Importance  Parent-adolescent sexual communication has received considerable attention as a factor that can positively affect safer sex behavior among youth; however, the evidence linking such communication to youth contraceptive and condom use has not been empirically synthesized.

Objectives  To examine the effect of parent-adolescent sexual communication on safer sex behavior among youth and explore potential moderators of this association.

Data Sources  A systematic search of studies published from database inception through June 30, 2014, using the MEDLINE, PsycINFO, and Communication & Mass Media Complete databases and relevant review articles yielded 5098 studies, of which 52 studies with 25 314 adolescents met the study eligibility criteria. Analysis was conducted from July 1, 2014, to July 27, 2015.

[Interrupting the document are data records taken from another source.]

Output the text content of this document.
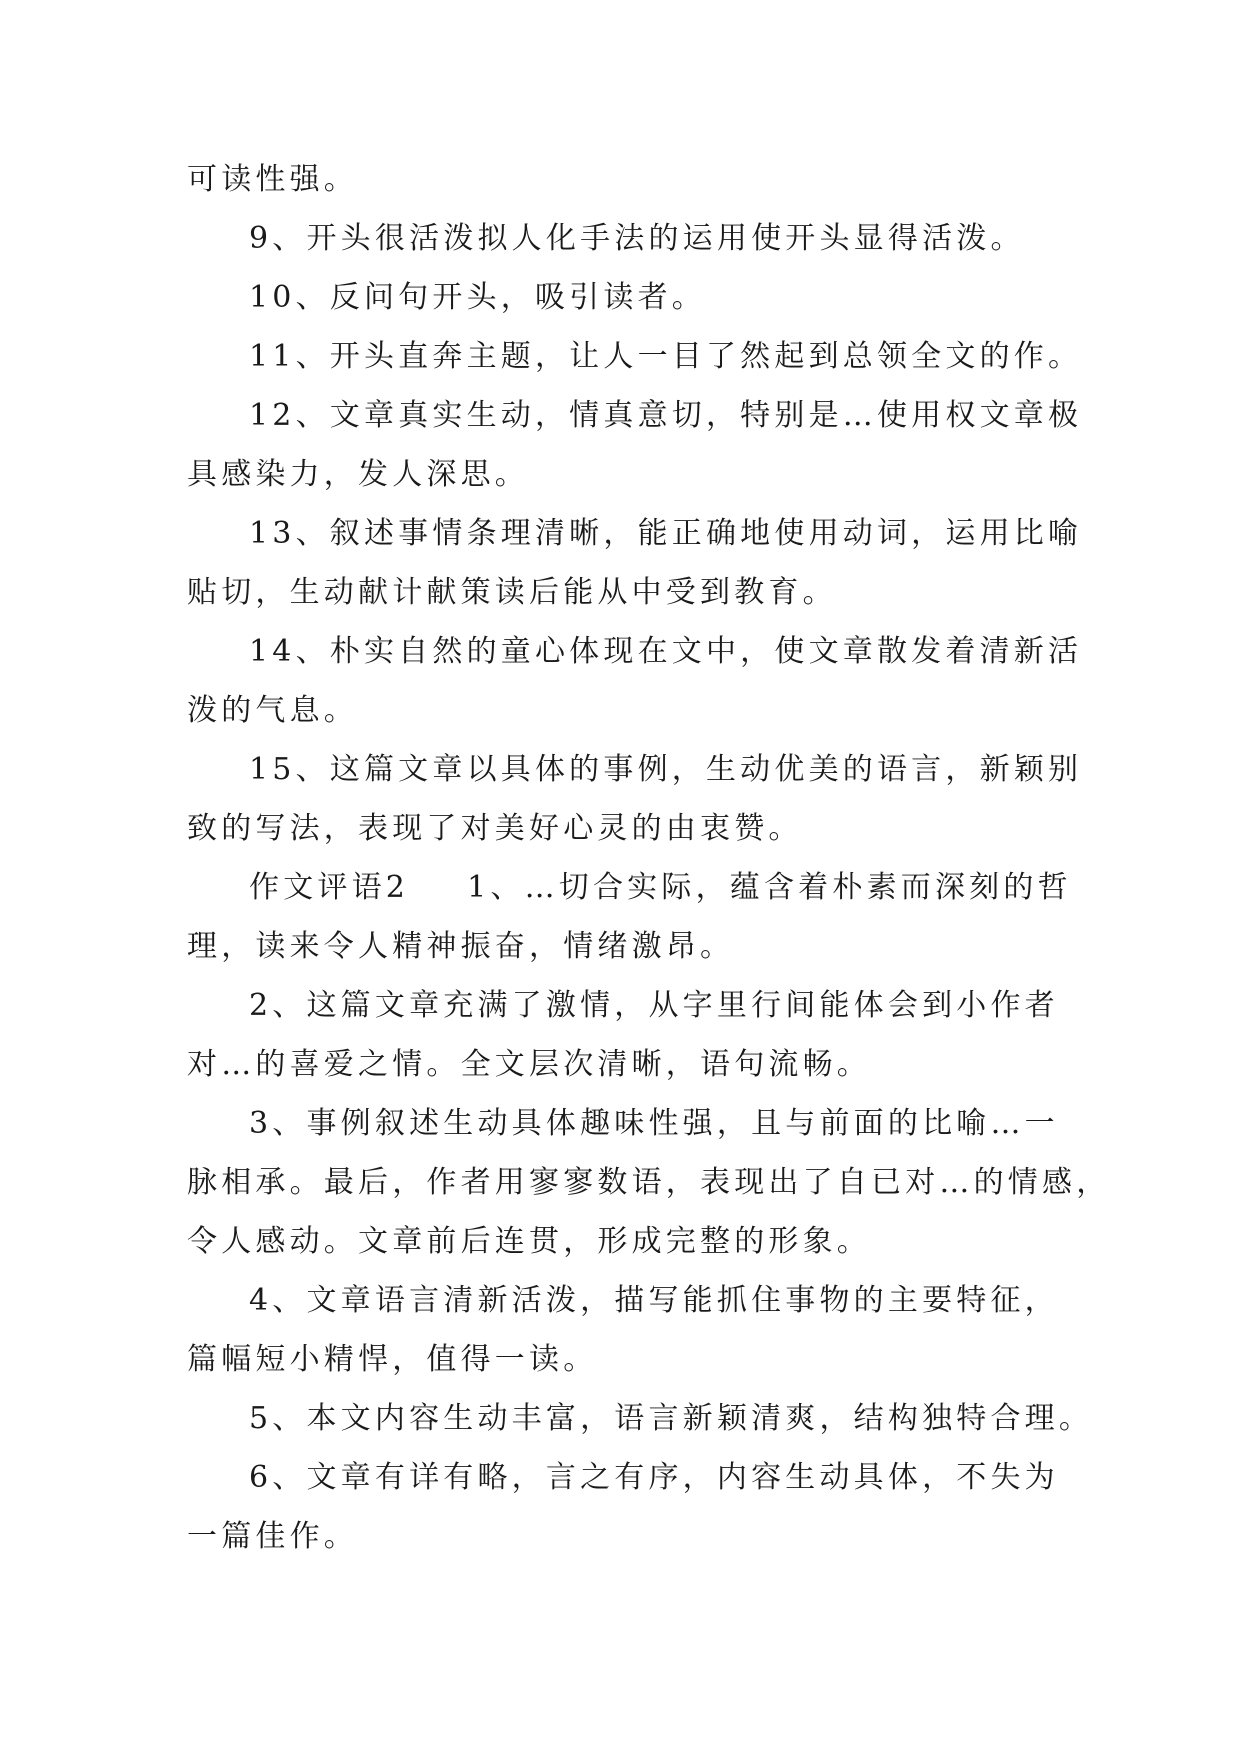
可读性强。
9、开头很活泼拟人化手法的运用使开头显得活泼。
10、反问句开头，吸引读者。
11、开头直奔主题，让人一目了然起到总领全文的作。
12、文章真实生动，情真意切，特别是…使用权文章极
具感染力，发人深思。
13、叙述事情条理清晰，能正确地使用动词，运用比喻
贴切，生动献计献策读后能从中受到教育。
14、朴实自然的童心体现在文中，使文章散发着清新活
泼的气息。
15、这篇文章以具体的事例，生动优美的语言，新颖别
致的写法，表现了对美好心灵的由衷赞。
作文评语2 1、…切合实际，蕴含着朴素而深刻的哲
理，读来令人精神振奋，情绪激昂。
2、这篇文章充满了激情，从字里行间能体会到小作者
对…的喜爱之情。全文层次清晰，语句流畅。
3、事例叙述生动具体趣味性强，且与前面的比喻…一
脉相承。最后，作者用寥寥数语，表现出了自已对…的情感，
令人感动。文章前后连贯，形成完整的形象。
4、文章语言清新活泼，描写能抓住事物的主要特征，
篇幅短小精悍，值得一读。
5、本文内容生动丰富，语言新颖清爽，结构独特合理。
6、文章有详有略，言之有序，内容生动具体，不失为
一篇佳作。
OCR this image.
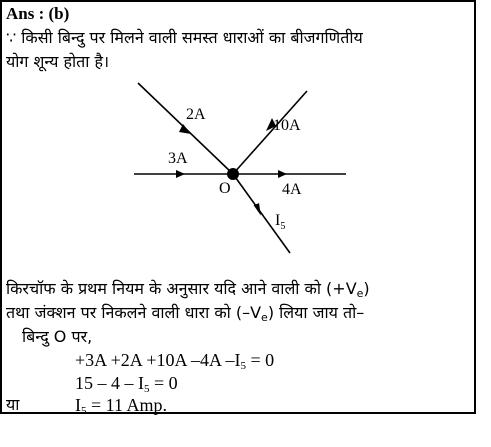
Ans : (b)
∵ किसी बिन्दु पर मिलने वाली समस्त धाराओं का बीजगणितीय
योग शून्य होता है।
2A
10A
3A
4A
O
$I_5$
किरचॉफ के प्रथम नियम के अनुसार यदि आने वाली को $(+V_e)$
तथा जंक्शन पर निकलने वाली धारा को $(-V_e)$ लिया जाय तो–
बिन्दु O पर,
+3A +2A +10A –4A $-I_5 = 0$
$15 - 4 - I_5 = 0$
या	$I_5 = 11$ Amp.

Study Selection  Studies were included if they sampled adolescents (mean sample age ≤18 years), included an adolescent report of sexual communication with one or both parents, measured safer sex behavior, and were published in English.

Data Extraction and Synthesis  Correlation coefficients (r) and 95% CIs were computed from studies and meta-analyzed using random-effects models.

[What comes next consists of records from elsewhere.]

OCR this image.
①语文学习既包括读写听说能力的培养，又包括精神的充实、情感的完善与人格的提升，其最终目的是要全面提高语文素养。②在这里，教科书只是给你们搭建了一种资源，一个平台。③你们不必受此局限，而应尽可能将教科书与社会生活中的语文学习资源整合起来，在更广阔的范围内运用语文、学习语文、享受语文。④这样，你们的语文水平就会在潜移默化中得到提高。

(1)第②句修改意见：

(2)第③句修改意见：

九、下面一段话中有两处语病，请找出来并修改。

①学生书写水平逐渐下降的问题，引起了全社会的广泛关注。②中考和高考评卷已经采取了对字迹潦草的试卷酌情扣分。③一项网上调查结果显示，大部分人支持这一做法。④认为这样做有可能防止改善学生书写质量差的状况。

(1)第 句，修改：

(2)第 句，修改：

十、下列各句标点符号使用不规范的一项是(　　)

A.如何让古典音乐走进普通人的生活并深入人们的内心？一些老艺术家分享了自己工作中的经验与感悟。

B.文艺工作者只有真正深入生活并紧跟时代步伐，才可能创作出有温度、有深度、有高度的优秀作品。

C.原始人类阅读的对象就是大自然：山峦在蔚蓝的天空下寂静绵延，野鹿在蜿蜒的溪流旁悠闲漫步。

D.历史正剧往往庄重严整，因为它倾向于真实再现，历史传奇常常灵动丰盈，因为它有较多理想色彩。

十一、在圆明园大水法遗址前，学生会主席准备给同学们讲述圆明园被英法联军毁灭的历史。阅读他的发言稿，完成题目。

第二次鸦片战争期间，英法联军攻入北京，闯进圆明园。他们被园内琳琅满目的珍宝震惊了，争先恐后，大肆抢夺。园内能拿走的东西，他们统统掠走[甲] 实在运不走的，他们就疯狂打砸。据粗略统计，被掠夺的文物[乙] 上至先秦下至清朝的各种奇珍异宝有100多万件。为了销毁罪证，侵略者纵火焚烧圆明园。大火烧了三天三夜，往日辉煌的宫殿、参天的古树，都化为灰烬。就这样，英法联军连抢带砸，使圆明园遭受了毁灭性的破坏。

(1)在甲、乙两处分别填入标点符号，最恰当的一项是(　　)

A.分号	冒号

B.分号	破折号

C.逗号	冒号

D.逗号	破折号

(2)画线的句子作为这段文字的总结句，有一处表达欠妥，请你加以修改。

Main Outcomes and Measures  Safer sex behavior, including use of contraceptives or condoms.

Results  Fifty-two articles, including 71 independent effects representing more than 3 decades of research on 25 314 adolescents (weighted mean age, 15.2 years) were synthesized. Across studies, there was a significant weighted mean effect (r = 0.10; 95% CI, 0.08-0.13) linking parent-adolescent sexual communication with safer sex behavior, which was statistically heterogeneous (Q = 203.50, P < .001, I2 = 65.60). Moderation analyses revealed larger effects for communication with girls (r = 0.12) than boys (r = 0.04) and among youth who discussed sex with their mothers (r = 0.14) compared with their fathers (r = 0.03). Effects did not differ for contraceptive vs condom use or among longitudinal vs cross-sectional studies, indicating that parent sexual communication had a similar effect across study designs and outcomes. Several methodological issues were identified in the literature; future studies can improve on these issues by measuring parent-adolescent communication with robust, multi-item measures, clearly specifying the target parent, and applying multimethod longitudinal designs.

Conclusions and Relevance  Sexual communication with parents, particularly mothers, plays a small protective role in safer sex behavior among adolescents; this protective effect is more pronounced for girls than boys. We discuss the implications for practice and make suggestions for future research on parent-adolescent sexual communication.